I think if I were a tenant, I would prefer to pay just the deposit and rent, even if that rent were a bit higher than have to fork out substantial additional sums at the start of the tenancy.
If there is a ban on agents fees I would support an exception for the following fees:
- The actual cost of reference checks – normally, I understand, in the region of £15-£65
- Half of the cost of an inventory check. (NB At the moment a tenancy agreement contract clause is considered fair if the landlord pays for either the check in or check out and the tenant pays for the other – but not if the tenant pays both)
- Fees if the tenants want to change tenants mid term or end the tenancy early
The reasons I support these exceptions are that:
- Paying for reference costs will discourage tenants applying for multiple properties when they know they will not pass referencing, and
- The inventory checkin/checkout is of benefit to tenants as well as landlords
- It is unfair for landlords to have to pay the additional costs which would be incurred in these circumstances
However, I suspect that if agents fees to tenants are banned – these will be included (although I think agents will still be able to make a charge to tenants for the third item as a condition of agreeing to the tenants’ request).

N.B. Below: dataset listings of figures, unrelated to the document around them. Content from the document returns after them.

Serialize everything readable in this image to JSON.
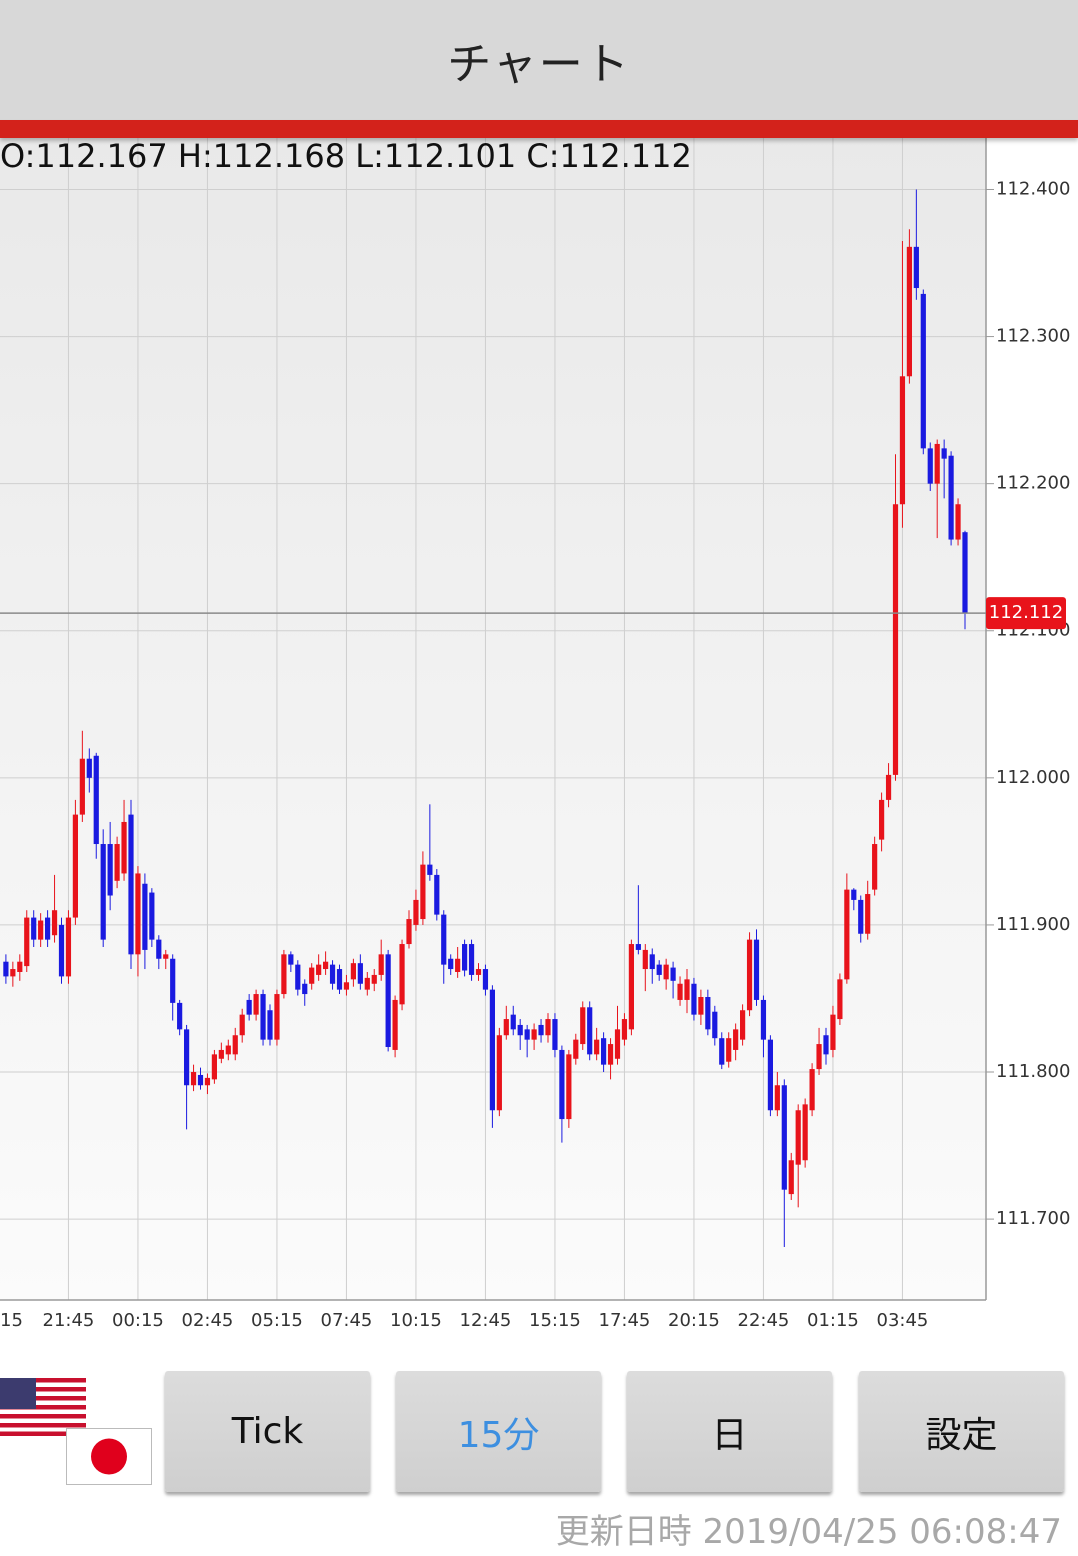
{
  "header": {
    "title": "チャート"
  },
  "chart_data": {
    "type": "candlestick",
    "ohlc_label": "O:112.167 H:112.168 L:112.101 C:112.112",
    "up_color": "#e8131b",
    "down_color": "#1a1ae0",
    "ylim": [
      111.645,
      112.435
    ],
    "yticks": [
      {
        "value": 111.7,
        "label": "111.700"
      },
      {
        "value": 111.8,
        "label": "111.800"
      },
      {
        "value": 111.9,
        "label": "111.900"
      },
      {
        "value": 112.0,
        "label": "112.000"
      },
      {
        "value": 112.1,
        "label": "112.100"
      },
      {
        "value": 112.2,
        "label": "112.200"
      },
      {
        "value": 112.3,
        "label": "112.300"
      },
      {
        "value": 112.4,
        "label": "112.400"
      }
    ],
    "grid": true,
    "categories": [
      "15",
      null,
      null,
      null,
      null,
      null,
      null,
      null,
      null,
      "21:45",
      null,
      null,
      null,
      null,
      null,
      null,
      null,
      null,
      null,
      "00:15",
      null,
      null,
      null,
      null,
      null,
      null,
      null,
      null,
      null,
      "02:45",
      null,
      null,
      null,
      null,
      null,
      null,
      null,
      null,
      null,
      "05:15",
      null,
      null,
      null,
      null,
      null,
      null,
      null,
      null,
      null,
      "07:45",
      null,
      null,
      null,
      null,
      null,
      null,
      null,
      null,
      null,
      "10:15",
      null,
      null,
      null,
      null,
      null,
      null,
      null,
      null,
      null,
      "12:45",
      null,
      null,
      null,
      null,
      null,
      null,
      null,
      null,
      null,
      "15:15",
      null,
      null,
      null,
      null,
      null,
      null,
      null,
      null,
      null,
      "17:45",
      null,
      null,
      null,
      null,
      null,
      null,
      null,
      null,
      null,
      "20:15",
      null,
      null,
      null,
      null,
      null,
      null,
      null,
      null,
      null,
      "22:45",
      null,
      null,
      null,
      null,
      null,
      null,
      null,
      null,
      null,
      "01:15",
      null,
      null,
      null,
      null,
      null,
      null,
      null,
      null,
      null,
      "03:45",
      null,
      null,
      null,
      null,
      null,
      null,
      null,
      null,
      null
    ],
    "open": [
      111.875,
      111.865,
      111.868,
      111.872,
      111.905,
      111.89,
      111.905,
      111.893,
      111.9,
      111.865,
      111.905,
      111.975,
      112.013,
      112.015,
      111.955,
      111.955,
      111.93,
      111.935,
      111.975,
      111.88,
      111.928,
      111.922,
      111.89,
      111.877,
      111.877,
      111.847,
      111.829,
      111.791,
      111.798,
      111.791,
      111.795,
      111.809,
      111.812,
      111.812,
      111.825,
      111.849,
      111.839,
      111.853,
      111.842,
      111.822,
      111.853,
      111.88,
      111.873,
      111.86,
      111.86,
      111.866,
      111.87,
      111.873,
      111.87,
      111.856,
      111.863,
      111.874,
      111.856,
      111.86,
      111.866,
      111.88,
      111.815,
      111.846,
      111.887,
      111.9,
      111.904,
      111.941,
      111.934,
      111.907,
      111.877,
      111.868,
      111.887,
      111.887,
      111.866,
      111.87,
      111.856,
      111.774,
      111.825,
      111.839,
      111.832,
      111.829,
      111.822,
      111.832,
      111.825,
      111.836,
      111.815,
      111.768,
      111.809,
      111.819,
      111.844,
      111.812,
      111.823,
      111.805,
      111.809,
      111.822,
      111.829,
      111.887,
      111.87,
      111.88,
      111.873,
      111.863,
      111.871,
      111.849,
      111.849,
      111.86,
      111.839,
      111.851,
      111.841,
      111.823,
      111.807,
      111.815,
      111.822,
      111.842,
      111.89,
      111.849,
      111.822,
      111.774,
      111.791,
      111.717,
      111.737,
      111.74,
      111.774,
      111.802,
      111.825,
      111.815,
      111.836,
      111.863,
      111.924,
      111.917,
      111.894,
      111.924,
      111.958,
      111.985,
      112.002,
      112.186,
      112.273,
      112.361,
      112.329,
      112.224,
      112.2,
      112.224,
      112.219,
      112.162,
      112.167
    ],
    "high": [
      111.88,
      111.875,
      111.88,
      111.91,
      111.91,
      111.908,
      111.91,
      111.934,
      111.905,
      111.91,
      111.985,
      112.032,
      112.02,
      112.017,
      111.965,
      111.97,
      111.96,
      111.985,
      111.985,
      111.94,
      111.935,
      111.925,
      111.893,
      111.883,
      111.88,
      111.849,
      111.832,
      111.805,
      111.803,
      111.799,
      111.815,
      111.82,
      111.822,
      111.83,
      111.843,
      111.853,
      111.856,
      111.856,
      111.846,
      111.856,
      111.883,
      111.882,
      111.876,
      111.863,
      111.874,
      111.88,
      111.882,
      111.876,
      111.873,
      111.866,
      111.877,
      111.88,
      111.868,
      111.87,
      111.89,
      111.883,
      111.852,
      111.89,
      111.91,
      111.924,
      111.95,
      111.982,
      111.938,
      111.91,
      111.88,
      111.885,
      111.89,
      111.89,
      111.874,
      111.873,
      111.859,
      111.83,
      111.845,
      111.845,
      111.836,
      111.832,
      111.833,
      111.836,
      111.84,
      111.84,
      111.818,
      111.815,
      111.826,
      111.848,
      111.848,
      111.83,
      111.827,
      111.823,
      111.845,
      111.84,
      111.89,
      111.927,
      111.887,
      111.884,
      111.876,
      111.877,
      111.875,
      111.865,
      111.87,
      111.864,
      111.856,
      111.856,
      111.845,
      111.827,
      111.827,
      111.833,
      111.846,
      111.895,
      111.897,
      111.852,
      111.825,
      111.8,
      111.795,
      111.745,
      111.778,
      111.782,
      111.806,
      111.83,
      111.83,
      111.845,
      111.867,
      111.935,
      111.925,
      111.92,
      111.93,
      111.96,
      111.99,
      112.01,
      112.22,
      112.365,
      112.373,
      112.4,
      112.332,
      112.228,
      112.23,
      112.23,
      112.222,
      112.19,
      112.168
    ],
    "low": [
      111.86,
      111.858,
      111.862,
      111.868,
      111.885,
      111.885,
      111.885,
      111.888,
      111.86,
      111.86,
      111.9,
      111.97,
      111.99,
      111.945,
      111.885,
      111.91,
      111.925,
      111.93,
      111.87,
      111.865,
      111.87,
      111.885,
      111.87,
      111.87,
      111.835,
      111.825,
      111.761,
      111.787,
      111.788,
      111.785,
      111.792,
      111.806,
      111.808,
      111.808,
      111.82,
      111.835,
      111.835,
      111.818,
      111.818,
      111.818,
      111.85,
      111.868,
      111.852,
      111.845,
      111.856,
      111.862,
      111.866,
      111.856,
      111.853,
      111.852,
      111.858,
      111.856,
      111.852,
      111.855,
      111.862,
      111.814,
      111.81,
      111.842,
      111.884,
      111.896,
      111.9,
      111.93,
      111.903,
      111.86,
      111.866,
      111.864,
      111.865,
      111.862,
      111.862,
      111.852,
      111.762,
      111.77,
      111.822,
      111.825,
      111.815,
      111.81,
      111.815,
      111.82,
      111.82,
      111.81,
      111.752,
      111.762,
      111.805,
      111.815,
      111.808,
      111.808,
      111.8,
      111.795,
      111.805,
      111.818,
      111.825,
      111.88,
      111.855,
      111.86,
      111.862,
      111.856,
      111.85,
      111.845,
      111.84,
      111.835,
      111.832,
      111.825,
      111.818,
      111.802,
      111.803,
      111.808,
      111.818,
      111.838,
      111.845,
      111.81,
      111.77,
      111.77,
      111.681,
      111.713,
      111.708,
      111.735,
      111.77,
      111.798,
      111.805,
      111.81,
      111.832,
      111.86,
      111.91,
      111.888,
      111.89,
      111.92,
      111.95,
      111.98,
      111.998,
      112.17,
      112.268,
      112.325,
      112.22,
      112.195,
      112.163,
      112.19,
      112.158,
      112.158,
      112.101
    ],
    "close": [
      111.865,
      111.87,
      111.875,
      111.905,
      111.89,
      111.903,
      111.89,
      111.91,
      111.865,
      111.905,
      111.975,
      112.013,
      112.0,
      111.955,
      111.89,
      111.92,
      111.955,
      111.97,
      111.88,
      111.935,
      111.883,
      111.89,
      111.877,
      111.88,
      111.847,
      111.829,
      111.791,
      111.8,
      111.791,
      111.796,
      111.812,
      111.815,
      111.818,
      111.825,
      111.839,
      111.839,
      111.853,
      111.822,
      111.822,
      111.853,
      111.88,
      111.873,
      111.856,
      111.853,
      111.871,
      111.873,
      111.875,
      111.86,
      111.856,
      111.861,
      111.874,
      111.86,
      111.864,
      111.866,
      111.88,
      111.817,
      111.849,
      111.887,
      111.904,
      111.917,
      111.941,
      111.934,
      111.907,
      111.873,
      111.87,
      111.877,
      111.869,
      111.866,
      111.87,
      111.856,
      111.774,
      111.825,
      111.836,
      111.829,
      111.825,
      111.822,
      111.829,
      111.825,
      111.836,
      111.815,
      111.768,
      111.812,
      111.822,
      111.844,
      111.812,
      111.822,
      111.805,
      111.819,
      111.829,
      111.836,
      111.887,
      111.883,
      111.883,
      111.87,
      111.866,
      111.873,
      111.862,
      111.86,
      111.863,
      111.839,
      111.851,
      111.829,
      111.823,
      111.805,
      111.823,
      111.829,
      111.842,
      111.89,
      111.849,
      111.822,
      111.774,
      111.791,
      111.72,
      111.74,
      111.774,
      111.778,
      111.802,
      111.819,
      111.812,
      111.839,
      111.863,
      111.924,
      111.917,
      111.894,
      111.921,
      111.955,
      111.985,
      112.002,
      112.186,
      112.273,
      112.361,
      112.333,
      112.224,
      112.2,
      112.227,
      112.217,
      112.162,
      112.186,
      112.112
    ]
  },
  "controls": {
    "buttons": [
      "Tick",
      "15分",
      "日",
      "設定"
    ],
    "selected_button": 1
  },
  "footer": {
    "updated": "更新日時 2019/04/25 06:08:47"
  }
}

A more transparent system is needed
If agents are not allowed to charge tenant fees, and if all their costs are paid by the landlords, who then pass them on to rent, it is easier for tenants to assess the true cost of renting the property.
Because at present – a more expensive property might actually work out as cheaper long term if the tenant is not faced with large admin fees to find at the start. But the tenants often don’t know this until it’s too late.
Plus it is easier to absorb an overall higher charge if it is spread over 12 months – as opposed to having to find it all at the start.
Let the good agents shine
I also think (and if I am wrong no doubt they will correct me) that this would, on the whole, be good for the good agents. The ones that either don’t charge tenant fees at all or if they do, only make a modest charge.
They would be revealed as being considerably better value for their customers, the landlords. At the moment they are at a disadvantage as their less scrupulous competitors are able to appear more attractive to landlords because they get part of their income from tenants (often without landlord’s express knowledge or permission).
I am therefore largely on the side of those who would wish to ban tenant fees.
I suspect that this will happen eventually – although it is unlikely to be via the Renters Rights bill – unless this does considerably better than expected.